While these laws are valuable in that they outline specific risks for industry use cases, they only provide standards to be upheld, not solutions to implement. The lack of transparency in AI systems runs deep, down to the data used to train models and how that data informs outputs, and it poses a thorny technical problem.
Blockchain is one technology that’s emerging as a potential solution. While blockchain is widely associated with crypto, at its heart, the fundamental technology is built on a tamper-proof, highly serialized datastore. For AI, it can boost transparency and trust by providing an automated, certifiable audit trail of AI data — from data used to train AI models, to inputs and outputs during usage, and even the impact specific datasets have had on an AI’s output.
Retrieval augmented generation (RAG) has also quickly emerged and is being embraced by AI leaders to bring transparency to systems. RAG enables AI models to search external data sources like the internet or an enterprise’s internal documents in real-time to inform outputs, meaning models can ensure outputs are grounded in the most relevant, up-to-date information possible. RAG also introduces the ability for a model to cite its sources, letting users fact-check the information on their own rather than necessitating blind trust.

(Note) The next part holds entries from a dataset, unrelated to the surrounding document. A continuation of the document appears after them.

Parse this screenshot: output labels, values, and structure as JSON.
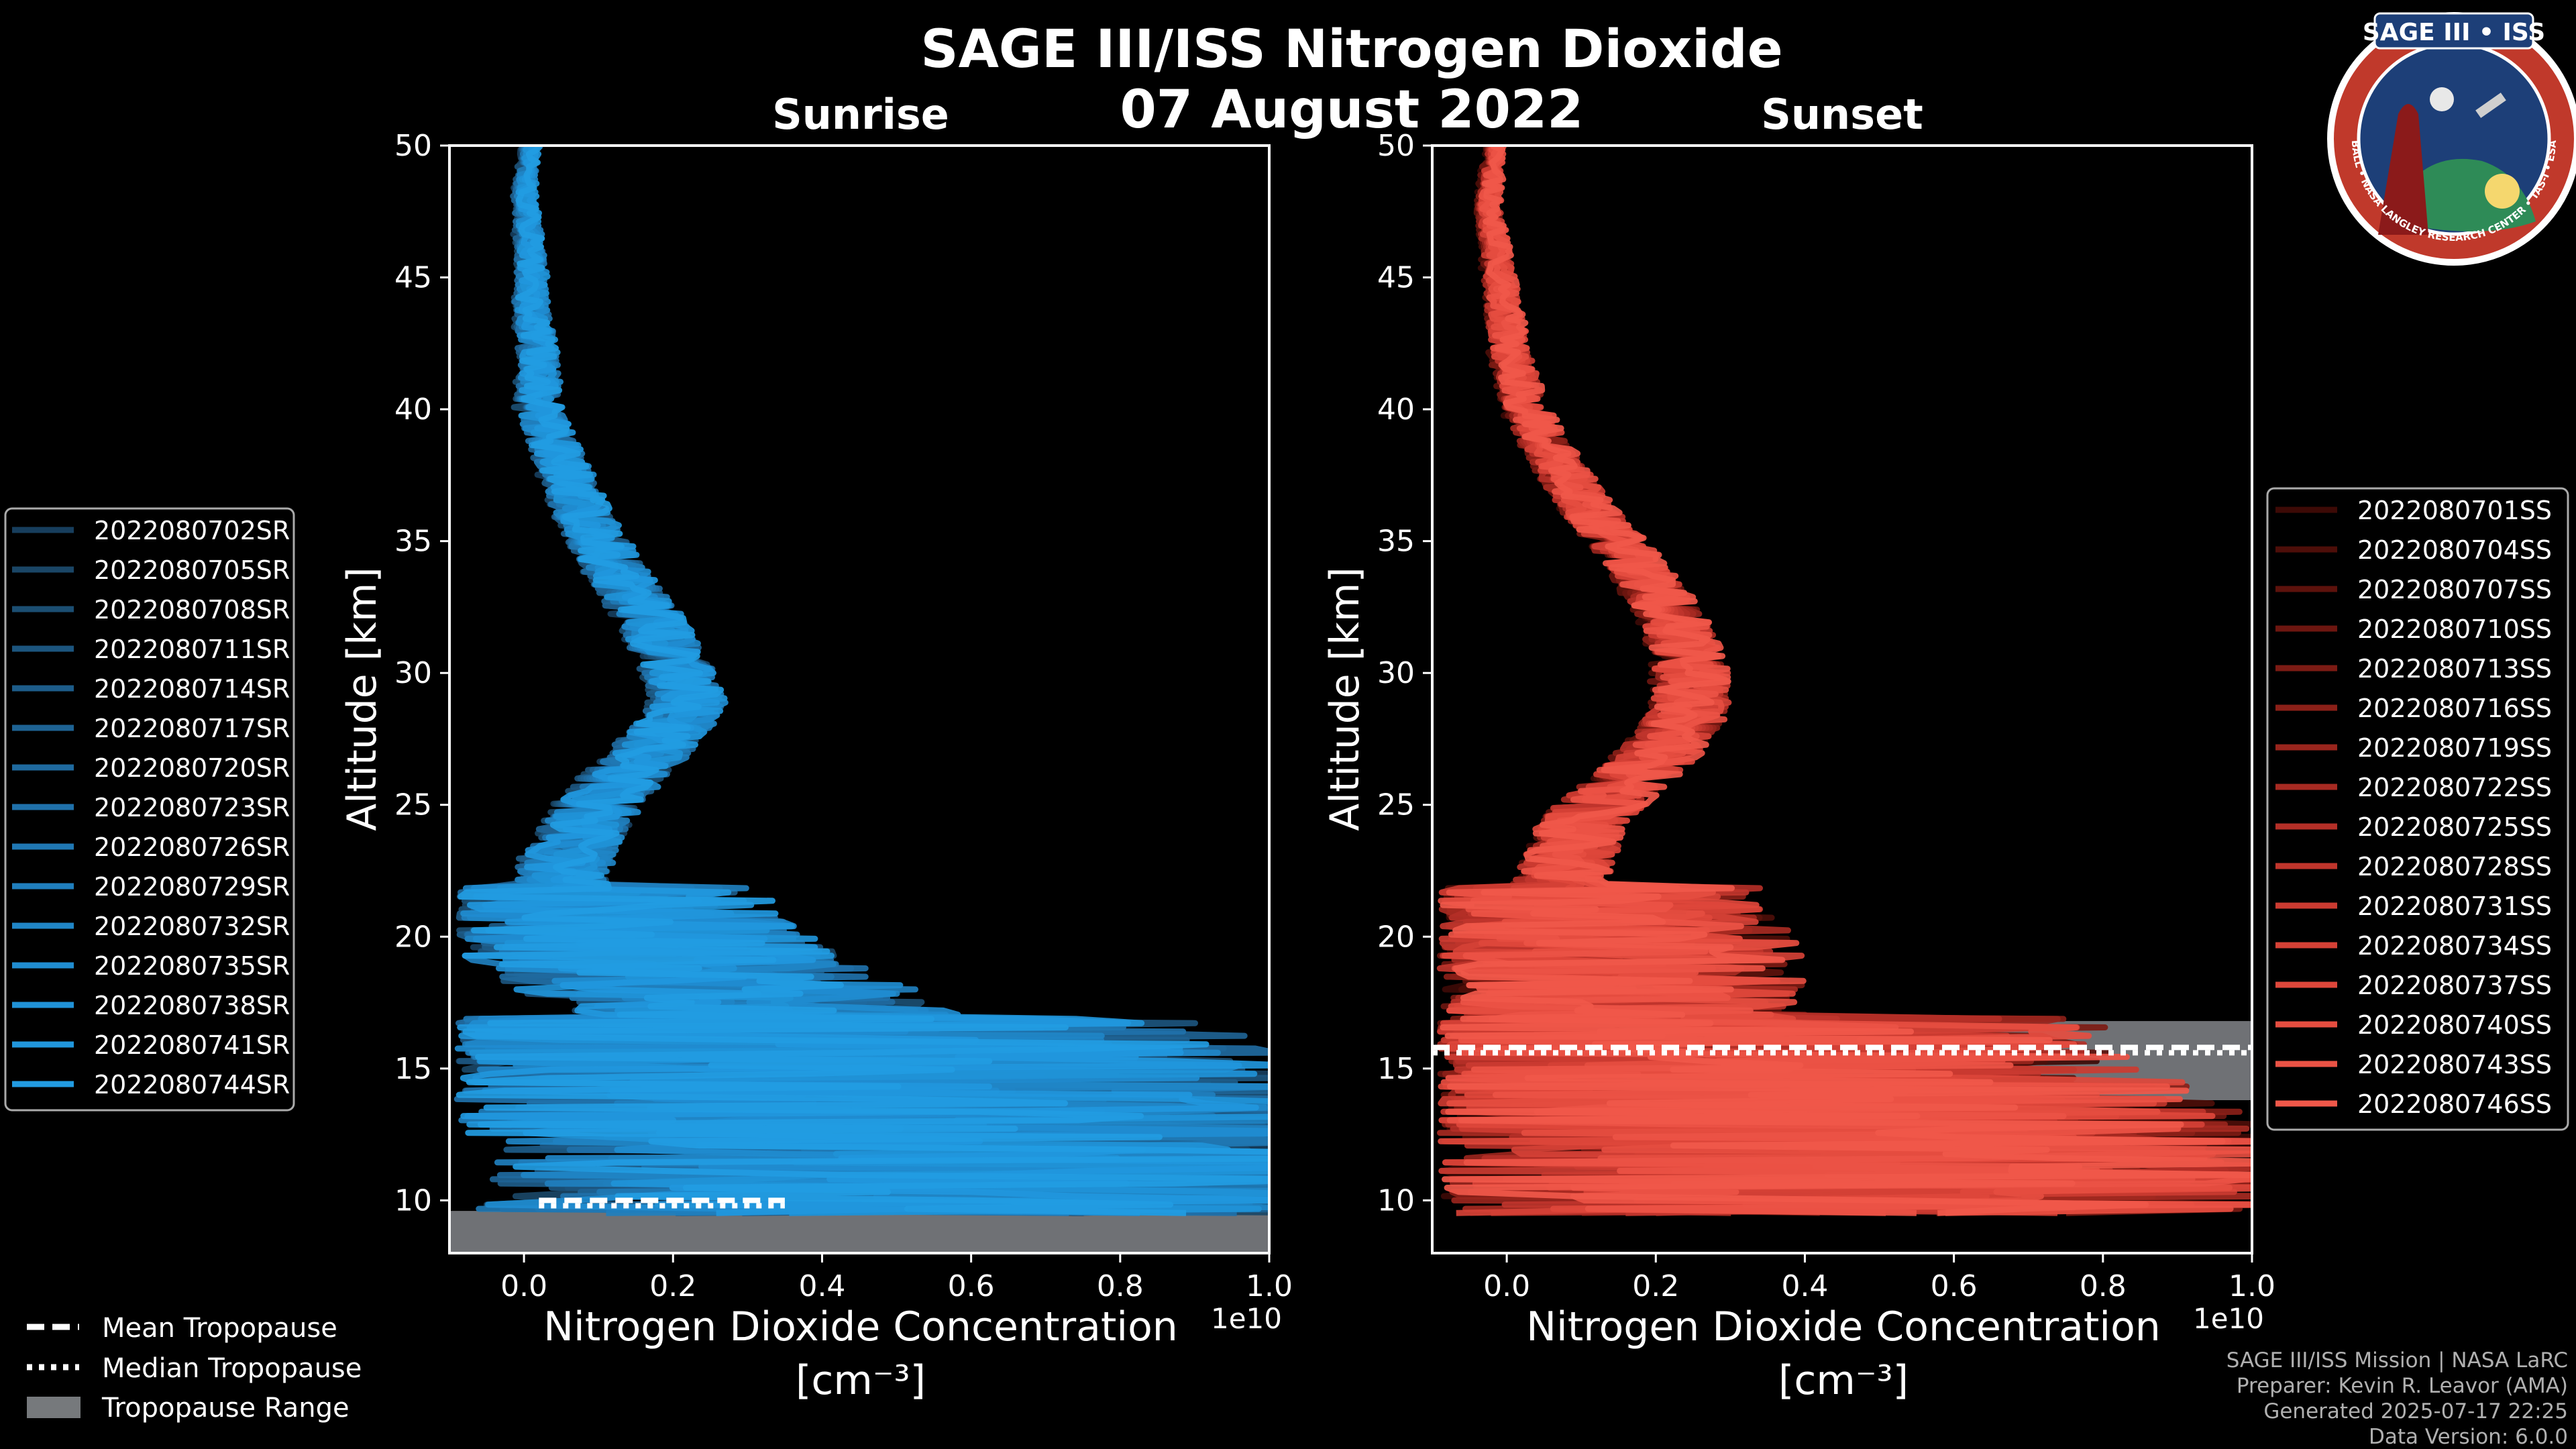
{
  "figure": {
    "title": "SAGE III/ISS Nitrogen Dioxide",
    "date": "07 August 2022"
  },
  "logo": {
    "text": "SAGE III • ISS",
    "ring_text": "BALL • NASA LANGLEY RESEARCH CENTER • TAS-I • ESA",
    "colors": {
      "ring": "#c0392b",
      "field": "#1d3f78",
      "border": "#ffffff"
    }
  },
  "footer": {
    "line1": "SAGE III/ISS Mission | NASA LaRC",
    "line2": "Preparer: Kevin R. Leavor (AMA)",
    "line3": "Generated 2025-07-17 22:25",
    "line4": "Data Version: 6.0.0"
  },
  "tropopause_legend": {
    "mean": "Mean Tropopause",
    "median": "Median Tropopause",
    "range": "Tropopause Range"
  },
  "chart_data": [
    {
      "type": "line",
      "panel": "sunrise",
      "title": "Sunrise",
      "xlabel": "Nitrogen Dioxide Concentration",
      "xunits": "[cm⁻³]",
      "ylabel": "Altitude [km]",
      "x_scale_label": "1e10",
      "xlim": [
        -0.1,
        1.0
      ],
      "ylim": [
        8,
        50
      ],
      "xticks": [
        0.0,
        0.2,
        0.4,
        0.6,
        0.8,
        1.0
      ],
      "xtick_labels": [
        "0.0",
        "0.2",
        "0.4",
        "0.6",
        "0.8",
        "1.0"
      ],
      "yticks": [
        10,
        15,
        20,
        25,
        30,
        35,
        40,
        45,
        50
      ],
      "ytick_labels": [
        "10",
        "15",
        "20",
        "25",
        "30",
        "35",
        "40",
        "45",
        "50"
      ],
      "color_family": "#1e90d6",
      "series": [
        {
          "name": "2022080702SR",
          "color": "#173e5d"
        },
        {
          "name": "2022080705SR",
          "color": "#1a4666"
        },
        {
          "name": "2022080708SR",
          "color": "#1b4e72"
        },
        {
          "name": "2022080711SR",
          "color": "#1c557e"
        },
        {
          "name": "2022080714SR",
          "color": "#1d5c89"
        },
        {
          "name": "2022080717SR",
          "color": "#1e6394"
        },
        {
          "name": "2022080720SR",
          "color": "#1f6a9f"
        },
        {
          "name": "2022080723SR",
          "color": "#1f71aa"
        },
        {
          "name": "2022080726SR",
          "color": "#2078b4"
        },
        {
          "name": "2022080729SR",
          "color": "#207fbe"
        },
        {
          "name": "2022080732SR",
          "color": "#2086c7"
        },
        {
          "name": "2022080735SR",
          "color": "#208cd0"
        },
        {
          "name": "2022080738SR",
          "color": "#2092d7"
        },
        {
          "name": "2022080741SR",
          "color": "#2197dd"
        },
        {
          "name": "2022080744SR",
          "color": "#229ce2"
        }
      ],
      "profile": [
        [
          50,
          0.0
        ],
        [
          48,
          -0.01
        ],
        [
          46,
          0.0
        ],
        [
          44,
          0.0
        ],
        [
          42,
          0.01
        ],
        [
          40,
          0.01
        ],
        [
          38,
          0.04
        ],
        [
          36,
          0.07
        ],
        [
          34,
          0.11
        ],
        [
          32,
          0.16
        ],
        [
          30,
          0.2
        ],
        [
          29,
          0.21
        ],
        [
          28,
          0.19
        ],
        [
          27,
          0.16
        ],
        [
          26,
          0.12
        ],
        [
          25,
          0.09
        ],
        [
          24,
          0.07
        ],
        [
          23,
          0.05
        ],
        [
          22,
          0.04
        ],
        [
          21,
          0.05
        ],
        [
          20,
          0.1
        ],
        [
          19,
          0.17
        ],
        [
          18,
          0.24
        ],
        [
          17,
          0.3
        ],
        [
          16,
          0.34
        ],
        [
          15,
          0.37
        ],
        [
          14,
          0.42
        ],
        [
          13,
          0.5
        ],
        [
          12,
          0.58
        ],
        [
          11,
          0.6
        ],
        [
          10,
          0.55
        ]
      ],
      "tropopause": {
        "mean_km": 10.0,
        "median_km": 10.0,
        "range_km": [
          8.0,
          9.6
        ],
        "range_x": [
          -0.1,
          1.0
        ],
        "line_x": [
          0.02,
          0.35
        ]
      }
    },
    {
      "type": "line",
      "panel": "sunset",
      "title": "Sunset",
      "xlabel": "Nitrogen Dioxide Concentration",
      "xunits": "[cm⁻³]",
      "ylabel": "Altitude [km]",
      "x_scale_label": "1e10",
      "xlim": [
        -0.1,
        1.0
      ],
      "ylim": [
        8,
        50
      ],
      "xticks": [
        0.0,
        0.2,
        0.4,
        0.6,
        0.8,
        1.0
      ],
      "xtick_labels": [
        "0.0",
        "0.2",
        "0.4",
        "0.6",
        "0.8",
        "1.0"
      ],
      "yticks": [
        10,
        15,
        20,
        25,
        30,
        35,
        40,
        45,
        50
      ],
      "ytick_labels": [
        "10",
        "15",
        "20",
        "25",
        "30",
        "35",
        "40",
        "45",
        "50"
      ],
      "color_family": "#f0533f",
      "series": [
        {
          "name": "2022080701SS",
          "color": "#3d0a06"
        },
        {
          "name": "2022080704SS",
          "color": "#4d0e09"
        },
        {
          "name": "2022080707SS",
          "color": "#5d120c"
        },
        {
          "name": "2022080710SS",
          "color": "#6d1610"
        },
        {
          "name": "2022080713SS",
          "color": "#7c1b14"
        },
        {
          "name": "2022080716SS",
          "color": "#8b2018"
        },
        {
          "name": "2022080719SS",
          "color": "#99251d"
        },
        {
          "name": "2022080722SS",
          "color": "#a72a22"
        },
        {
          "name": "2022080725SS",
          "color": "#b42f27"
        },
        {
          "name": "2022080728SS",
          "color": "#c0352c"
        },
        {
          "name": "2022080731SS",
          "color": "#cb3b31"
        },
        {
          "name": "2022080734SS",
          "color": "#d54136"
        },
        {
          "name": "2022080737SS",
          "color": "#de473b"
        },
        {
          "name": "2022080740SS",
          "color": "#e54d40"
        },
        {
          "name": "2022080743SS",
          "color": "#eb5345"
        },
        {
          "name": "2022080746SS",
          "color": "#f0584a"
        }
      ],
      "profile": [
        [
          50,
          0.0
        ],
        [
          48,
          -0.01
        ],
        [
          46,
          0.0
        ],
        [
          44,
          0.01
        ],
        [
          42,
          0.02
        ],
        [
          40,
          0.04
        ],
        [
          38,
          0.08
        ],
        [
          36,
          0.13
        ],
        [
          34,
          0.19
        ],
        [
          32,
          0.24
        ],
        [
          30,
          0.26
        ],
        [
          29,
          0.26
        ],
        [
          28,
          0.25
        ],
        [
          27,
          0.22
        ],
        [
          26,
          0.18
        ],
        [
          25,
          0.14
        ],
        [
          24,
          0.11
        ],
        [
          23,
          0.1
        ],
        [
          22,
          0.09
        ],
        [
          21,
          0.1
        ],
        [
          20,
          0.13
        ],
        [
          19,
          0.14
        ],
        [
          18,
          0.14
        ],
        [
          17,
          0.16
        ],
        [
          16,
          0.2
        ],
        [
          15,
          0.24
        ],
        [
          14,
          0.3
        ],
        [
          13,
          0.38
        ],
        [
          12,
          0.46
        ],
        [
          11,
          0.5
        ],
        [
          10,
          0.48
        ],
        [
          9.5,
          0.4
        ]
      ],
      "tropopause": {
        "mean_km": 15.8,
        "median_km": 15.8,
        "range_km": [
          13.8,
          16.8
        ],
        "range_x": [
          0.0,
          1.0
        ],
        "line_x": [
          -0.1,
          1.0
        ]
      }
    }
  ]
}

And when it comes to tackling deepfakes, OpenAI said in February that it would embed metadata into images generated in ChatGPT and its API so that social platforms and content distributors could more easily detect them. The same month, Meta announced a new approach to identifying and labeling AI-generated content on Facebook, Instagram, and Threads.
These emerging regulations, governance technologies, and standards are a great first step in fostering greater trust around AI and paving the way for responsible adoption. But there’s a lot more work to be done across the public and private sector, particularly in light of viral moments that have heightened public discomfort with AI, upcoming elections worldwide, and growing concerns over AI’s security in the enterprise.
We’re reaching a pivotal moment in the trajectory of AI adoption, with trust in the technology holding the power to tip the scales. Only with greater transparency and trust will businesses embrace AI and their customers reap its benefits in AI-powered products and experiences that spark delight, not discomfort.